Meryem'in İncil'de yer almayan hayat hikâyesi ise apokriflere dayalı konulardan alınmıştır. İç nartekste Meryem'in doğumu, ilk
adımları, Cebrail'in Meryem'e bir çocuğu olacağını haber vermesi, tapınağa örtülecek örtü için yün alınmasi gibi sahneler yer
almaktadır. Kilisenin ana nefinde abside bakan duvarda Meryem'in ölümünü betimleyen mozayik, yan duvarlarda ise çocuk
İsa'yı taşıyan Meryem ve bir aziz mozaiği yer alır.

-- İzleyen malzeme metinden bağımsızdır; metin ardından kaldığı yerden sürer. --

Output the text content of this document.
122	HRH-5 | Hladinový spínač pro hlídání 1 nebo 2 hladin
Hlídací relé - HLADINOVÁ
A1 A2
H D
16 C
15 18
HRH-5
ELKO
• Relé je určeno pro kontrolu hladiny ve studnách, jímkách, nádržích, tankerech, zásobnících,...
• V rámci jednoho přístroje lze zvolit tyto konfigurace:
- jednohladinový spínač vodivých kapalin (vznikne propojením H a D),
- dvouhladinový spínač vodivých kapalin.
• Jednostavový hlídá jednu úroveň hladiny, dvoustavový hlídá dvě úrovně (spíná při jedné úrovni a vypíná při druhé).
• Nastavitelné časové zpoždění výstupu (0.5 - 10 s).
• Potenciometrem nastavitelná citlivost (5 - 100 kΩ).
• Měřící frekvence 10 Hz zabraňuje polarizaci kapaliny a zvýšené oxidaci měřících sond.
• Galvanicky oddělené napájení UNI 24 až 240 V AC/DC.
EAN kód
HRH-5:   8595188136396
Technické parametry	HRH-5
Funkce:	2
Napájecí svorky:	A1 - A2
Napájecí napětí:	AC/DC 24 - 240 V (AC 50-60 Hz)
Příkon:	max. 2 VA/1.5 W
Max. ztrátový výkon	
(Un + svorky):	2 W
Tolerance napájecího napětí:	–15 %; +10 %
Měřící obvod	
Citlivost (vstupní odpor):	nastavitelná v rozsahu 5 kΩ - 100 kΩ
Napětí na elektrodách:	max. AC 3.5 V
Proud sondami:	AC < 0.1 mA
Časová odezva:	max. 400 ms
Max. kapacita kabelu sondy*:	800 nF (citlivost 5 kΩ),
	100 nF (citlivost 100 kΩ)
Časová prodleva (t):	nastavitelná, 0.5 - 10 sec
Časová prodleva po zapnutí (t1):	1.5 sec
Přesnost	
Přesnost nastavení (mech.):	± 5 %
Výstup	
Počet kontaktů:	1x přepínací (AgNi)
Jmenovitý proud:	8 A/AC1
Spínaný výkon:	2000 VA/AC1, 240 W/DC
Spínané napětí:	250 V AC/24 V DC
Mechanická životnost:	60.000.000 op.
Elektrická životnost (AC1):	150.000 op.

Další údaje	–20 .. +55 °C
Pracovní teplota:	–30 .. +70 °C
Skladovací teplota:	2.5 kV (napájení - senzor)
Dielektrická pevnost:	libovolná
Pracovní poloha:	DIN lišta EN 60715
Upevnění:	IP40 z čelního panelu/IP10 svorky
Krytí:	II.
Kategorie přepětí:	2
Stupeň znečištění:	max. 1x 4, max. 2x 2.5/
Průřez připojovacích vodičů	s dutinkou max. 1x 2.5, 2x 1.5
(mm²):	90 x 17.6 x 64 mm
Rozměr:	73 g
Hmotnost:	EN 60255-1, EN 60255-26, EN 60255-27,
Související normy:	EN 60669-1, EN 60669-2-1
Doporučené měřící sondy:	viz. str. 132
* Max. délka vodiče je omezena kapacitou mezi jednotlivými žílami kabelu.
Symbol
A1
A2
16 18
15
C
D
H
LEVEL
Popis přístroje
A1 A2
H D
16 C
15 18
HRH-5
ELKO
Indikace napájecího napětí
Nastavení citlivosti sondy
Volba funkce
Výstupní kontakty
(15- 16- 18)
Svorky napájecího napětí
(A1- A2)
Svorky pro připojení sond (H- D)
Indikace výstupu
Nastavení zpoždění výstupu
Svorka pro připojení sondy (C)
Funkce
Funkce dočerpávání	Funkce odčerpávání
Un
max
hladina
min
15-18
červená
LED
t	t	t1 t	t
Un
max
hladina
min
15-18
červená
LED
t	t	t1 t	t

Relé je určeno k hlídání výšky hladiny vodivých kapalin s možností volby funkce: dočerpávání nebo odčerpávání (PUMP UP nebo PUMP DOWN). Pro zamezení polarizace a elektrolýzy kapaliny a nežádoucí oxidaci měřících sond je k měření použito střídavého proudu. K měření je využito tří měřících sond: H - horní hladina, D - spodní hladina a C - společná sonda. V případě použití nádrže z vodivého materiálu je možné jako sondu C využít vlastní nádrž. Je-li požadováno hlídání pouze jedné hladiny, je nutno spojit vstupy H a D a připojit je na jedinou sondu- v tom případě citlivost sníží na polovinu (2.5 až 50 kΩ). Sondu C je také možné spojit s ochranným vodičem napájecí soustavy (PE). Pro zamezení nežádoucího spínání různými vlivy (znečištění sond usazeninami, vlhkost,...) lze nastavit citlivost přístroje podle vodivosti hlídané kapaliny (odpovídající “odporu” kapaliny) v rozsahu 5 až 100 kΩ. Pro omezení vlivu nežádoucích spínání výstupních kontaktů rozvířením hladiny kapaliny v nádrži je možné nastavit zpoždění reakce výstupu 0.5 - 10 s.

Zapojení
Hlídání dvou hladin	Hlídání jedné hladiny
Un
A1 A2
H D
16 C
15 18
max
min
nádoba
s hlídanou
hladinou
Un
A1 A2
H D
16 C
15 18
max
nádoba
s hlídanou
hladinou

Parekklesion'un tümü freskolarla süslüdür. Apsiste görülen "Cehenneme İniş",
yani "diriliş" (anastasis) sahnesi çok az hasarla günümüze ulaşmış gerçek bir sanat eseridir. Onun üst kısmında yer alan "son
duruşma" sahnesi burada tüm olarak gösterilmiştir. Tavanın tepe kısmında evren bir salyongozu andırırcasına, spiral biçimde
tasvir edilmiştir. Parekklesionun sağ ve sol duvarlarında görülen nişlerin mezar olduğu bilinir. Parekklesion kubbesinin
ortasında Meryem ve Çocuk İsa, dilimlerinde ise 12 melek tasviri görünmektedir.